When I speak about this with my clients, there’s often confusion between mission, vision, values and purpose statements. To be sure, there’s a big difference in the ways strategy consultants advise businesses to formulate their mission statements.
Your company mission statement should answer the question, “What are we here to do, on a daily basis, and what is our day-to-day ‘raison d’être?'” I like to suggest that besides this, you add the element of purpose: how you intend to enhance your customers’ lives and experiences, not just sell them more stuff.
Consider this mission statement by a large grocery chain: “Our goal is to be the first choice for those customers who have the opportunity to shop locally in [our stores]. To achieve this goal [we] aim to be best at fresh, best at availability, best at customer service, best at product and price.”
It’s a long list of what the company will be best at, but nothing about customers, employees, communities or society. Compare that with another food chain’s mission statement:
“To help consumers find foods that offer more nutrition for the calories as they make choices in each department of our stores, thereby helping food shoppers make healthier choices.”

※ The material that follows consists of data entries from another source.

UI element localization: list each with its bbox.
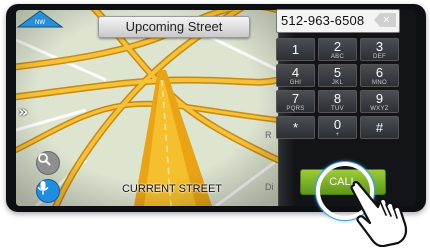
- key-digit: 3: [375, 38, 384, 54]
- key-digit: 2: [333, 38, 342, 54]
- key-digit: 0: [333, 116, 342, 132]
- map-search-button[interactable]: [36, 151, 60, 175]
- key-digit: #: [375, 119, 384, 135]
- key-4[interactable]: 4 GHI: [276, 64, 315, 87]
- key-letters: DEF: [373, 53, 386, 60]
- key-digit: 9: [375, 90, 384, 106]
- key-star[interactable]: *: [276, 116, 315, 139]
- background-letter: R: [265, 130, 272, 140]
- pointing-hand-icon: [350, 181, 408, 247]
- key-digit: 6: [375, 64, 384, 80]
- key-digit: 8: [333, 90, 342, 106]
- key-5[interactable]: 5 JKL: [318, 64, 357, 87]
- key-6[interactable]: 6 MNO: [360, 64, 399, 87]
- phone-number-text: 512-963-6508: [281, 13, 365, 28]
- key-digit: *: [292, 119, 299, 135]
- key-hash[interactable]: #: [360, 116, 399, 139]
- key-letters: WXYZ: [370, 105, 389, 112]
- phone-number-field[interactable]: 512-963-6508 ✕: [276, 9, 400, 33]
- key-letters: JKL: [331, 79, 344, 86]
- backspace-icon[interactable]: ✕: [374, 13, 396, 27]
- key-9[interactable]: 9 WXYZ: [360, 90, 399, 113]
- key-2[interactable]: 2 ABC: [318, 38, 357, 61]
- key-8[interactable]: 8 TUV: [318, 90, 357, 113]
- key-digit: 5: [333, 64, 342, 80]
- key-letters: +: [335, 131, 340, 138]
- microphone-icon: [37, 181, 49, 195]
- key-1[interactable]: 1: [276, 38, 315, 61]
- key-letters: TUV: [331, 105, 344, 112]
- key-7[interactable]: 7 PQRS: [276, 90, 315, 113]
- current-street-label: CURRENT STREET: [121, 183, 223, 195]
- key-0[interactable]: 0 +: [318, 116, 357, 139]
- expand-panel-icon[interactable]: »: [18, 102, 28, 121]
- heading-arrow-icon: NW: [16, 10, 64, 28]
- key-letters: ABC: [330, 53, 345, 60]
- key-digit: 1: [291, 41, 300, 57]
- map-roads: [16, 10, 278, 206]
- compass-heading: NW: [35, 20, 45, 26]
- search-icon: [38, 153, 51, 166]
- key-letters: GHI: [289, 79, 302, 86]
- background-letter: Di: [265, 182, 274, 192]
- key-digit: 7: [291, 90, 300, 106]
- key-3[interactable]: 3 DEF: [360, 38, 399, 61]
- dial-keypad: 1 2 ABC 3 DEF 4 GHI 5 JKL 6 MNO 7 PQRS 8 TUV 9W…: [276, 38, 399, 139]
- key-letters: PQRS: [286, 105, 305, 112]
- upcoming-street-banner: Upcoming Street: [98, 16, 250, 38]
- key-digit: 4: [291, 64, 300, 80]
- voice-command-button[interactable]: [36, 179, 60, 203]
- key-letters: MNO: [372, 79, 387, 86]
- navigation-map[interactable]: Upcoming Street » NW CURRENT STREET: [16, 10, 278, 206]
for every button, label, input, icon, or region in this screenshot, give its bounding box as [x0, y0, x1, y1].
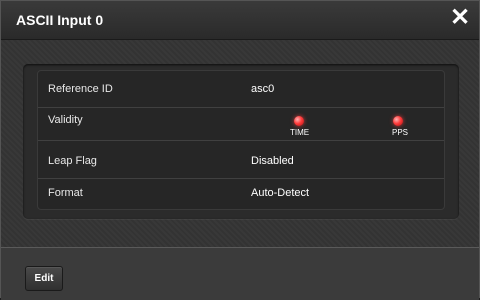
close-icon[interactable]: ✕ — [447, 5, 473, 31]
leap-flag-label: Leap Flag — [48, 155, 97, 167]
leap-flag-value: Disabled — [251, 155, 294, 167]
details-table: Reference ID asc0 Validity TIME PPS Leap… — [37, 70, 445, 210]
time-status-label: TIME — [290, 128, 310, 137]
dialog-header: ASCII Input 0 ✕ — [1, 1, 479, 40]
pps-status-led-icon — [393, 116, 403, 126]
reference-id-label: Reference ID — [48, 83, 113, 95]
validity-label: Validity — [48, 114, 83, 126]
dialog-footer: Edit — [1, 247, 479, 300]
dialog-title: ASCII Input 0 — [16, 12, 104, 28]
row-format: Format Auto-Detect — [38, 179, 444, 209]
edit-button[interactable]: Edit — [25, 266, 63, 291]
time-status-led-icon — [294, 116, 304, 126]
row-reference-id: Reference ID asc0 — [38, 71, 444, 108]
ascii-input-dialog: ASCII Input 0 ✕ Reference ID asc0 Validi… — [0, 0, 480, 300]
format-label: Format — [48, 187, 83, 199]
row-validity: Validity TIME PPS — [38, 108, 444, 141]
details-panel: Reference ID asc0 Validity TIME PPS Leap… — [23, 64, 459, 219]
pps-status-label: PPS — [392, 128, 409, 137]
reference-id-value: asc0 — [251, 83, 275, 95]
format-value: Auto-Detect — [251, 187, 310, 199]
row-leap-flag: Leap Flag Disabled — [38, 141, 444, 179]
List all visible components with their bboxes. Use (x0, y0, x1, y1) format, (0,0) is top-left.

Which statement do you find more engaging? If your mission statement isn’t compelling and engaging to consumers, you can’t expect employees to care, can you?
Going into the details of what makes a good mission statement great, or how a vision statement differs from a business purpose statement is perhaps a good topic for another post. I think what would be most useful for now, however, is to review some tips for making mission and purose come alive with employees, managers, and even top executives as they go about their daily tasks.
Here are a few suggestions, and I’ll bet you also have some ideas on this. Feel free to comment and add to these tips.
- Know your company’s history, and share a compelling story of how and why it was started with every new employee; share it at employee orientation as part of onboarding each employee, at all events and milestone occasions.
- Have your mission, purpose, vision, and values displayed where ever appropriate.
- Condense the key elements into a meaningful tag line that can be displayed in marketing materials, as well as company banners, logos, stationery, mouse pads, pay checks, etc. Reminders work!
- Discuss purpose with employees in your contacts with them: What do they think the company’s purpose is? Their purpose in their job? How does their performance on the job impact the company’s outcomes? Which of their tasks are critical? How do even the mundane tasks contribute to results?
- Ask employees for their ideas of how they can do their job better, to achieve better results for the company’s goals.
- Incorporate the company’s values into the review process. PeopleSoft (acquired by Oracle in 2005), was founded by an extraordiary leader named Dave Duffield, he set in place core values around people, integrity, and fun. In the quarterly review process every employee was rated on how well they reflected each of the company values. This served to keep the values top of mind and more importantly, made it very clear to each of us how we contributed to the company’s value.The company Dave founded in 2005, Workday, continues with the same strong core values.
I believe you have to be explicit by connecting the dots for people. How do their jobs and tasks lead to making a real difference that counts? Connect the dots, and follow the thread from day-to-day tasks and deliverables to what really matters. Most people ultimately want to create meaning and fulfillment in the work they do. What can you do to help your peole do that?